Let us assume a general scenario. One of your employees has asked for resignation and will be gone by the end of one month. The employee was a strong pillar in the organization and has to replaced as soon as possible.
So, what do you do? As expected, you put up a job advertisement on various job portals & social media, ask for suitable candidates via references and give out your requirements to hiring agencies, if required.
You take a couple of interviews and finally, after rejecting a couple of people for a span of two months, there the ideal candidate is, sitting in front of you. You are so close to the finish line.
But, here is the twist. You ask the candidate his/her expectations. The candidate mouths a big number that makes your hand crumble.
Now you have two choices, either to say yes, or tell the candidate to wait till you give it a thought. In the former choice, you incur a loss. In the latter one, you are giving the candidate away and have a big chance of losing him/her.
So, how do you make the right decision at that point of time?
Let’s prepare you for it.
In today’s times, the candidate who is coming to be examined has already examined you and your company. Even your Facebook profile, perhaps.
The person knows what you will offer, as company review sites such as Glassdoor etc. give a clear idea of what your company’s salary expense is, depending on the role.
Well, you have Internet too! So, you go and research end-to-end about what the market rate is, for the role you are offering. Is there any company offering more or perhaps, less than what you are?
All these salary benchmarking stats you can find will help you, to come to a conclusion as to what you should be offering so that there will be room left to negotiate, if not agree readily or let the candidate go in the worst case.
Now, you have researched about the market and know very well what price you are going to put forward.

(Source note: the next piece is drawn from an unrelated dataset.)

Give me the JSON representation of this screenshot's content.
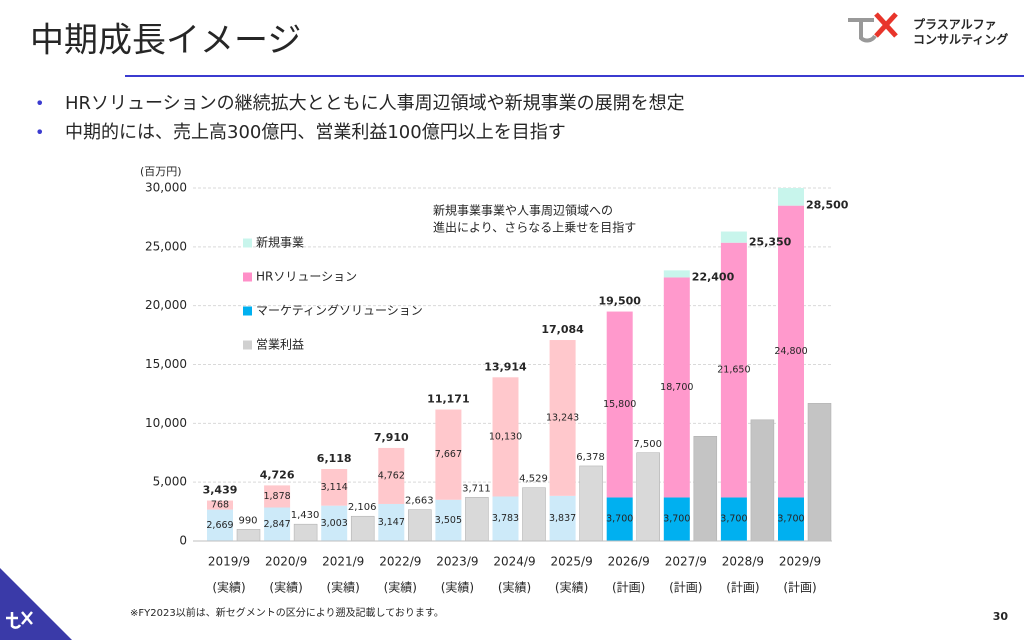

But, there are other points too to ponder over before you go and put forth your offer.
Prior to the interview, perhaps on the first interview call, ask for the CTC of the candidate and if they expect anything. This will prepare you for the negotiation when it comes. You already know what the candidate is thinking!
Secondly, ask why they are leaving their current job and scrutinize the answer very carefully. The reasons might be multi-fold. They might be wanting more benefits from you, that they didn’t get at their last job, rather than a salary hike. Try to find out the gap the person is facing and fill it with the reward you can which is not money in every case.
Also, a simple trick is to mention your salary range on the job advertisement portal itself. The way you mention it will be, for instance, for a Graphic designer role, you will offer 4lac – 6lac and not 4lac. The range gives an idea to the candidate that you are flexible. This will save your time and get you a substantial number of candidates to choose from.
‘The AFLAC Workforce Report reveals that 60 percent of employees are likely to take a job with lower pay but better benefits.’
You can negotiate only on monetary terms if you want but according to the above stats, giving added benefits for cutting down on the compensation & benefit is a preferable option.
Many a candidate just want Saturdays off or the flexibility to work from home. The money does not interest them! Other benefits involve giving ESOP’s, wellness credits, gym membership, calling / traveling compensation or even a company car for instance.
The most asked for benefit is of healthcare insurance. This interests a large audience as many people cannot afford first class treatment if anything were to happen.
You need to identify which category your candidate falls in and negotiate accordingly. There is a 99% chance the candidate will readily agree.
You are well researched with what your candidate is expecting and are ready for the interview.
Ten minutes into the interview, you realize the candidate is doing fairly well and the ball is in his/her court. Hence, chances are your negotiating strategy prepared for later might fail.
So, how do you bring the ball back into your field? For starters, give out the attitude that the company does not need them, but they need the company. Do not show disregard or be rude but, just let the candidate know that there are other people too waiting in line for the role.
Also, prepare a questionnaire beforehand to ask them daunting questions. This will help you judge the candidate rationally and when the candidate sees that you know well, and he/she cannot fool you, the negotiation becomes even easier.
After all this compensation management and see-saw of negotiations, if it still does not feel right, then stop right there! We agree that the candidate is highly skilled and the company needs the person but not at the cost of hampering your budget.
Also, not at the cost of making other employees feel threatened. If you offer a base pay that is far more that what you give your employees in the same domain, they will know soon enough and will feel their work is not up to the mark, which may not be the case.
On the other hand, if the conversation ends on a good note and the candidate agrees to your compensation, get it in writing at that moment and bind the candidate. Chances are the person might change his/her mind if a better offer comes along. Also, keep engaging them every week until their start day, one way or another. A team meeting to welcome them, a company lunch or just getting to know them over coffee will keep them bound to you!
Hope you find your next candidate on your terms!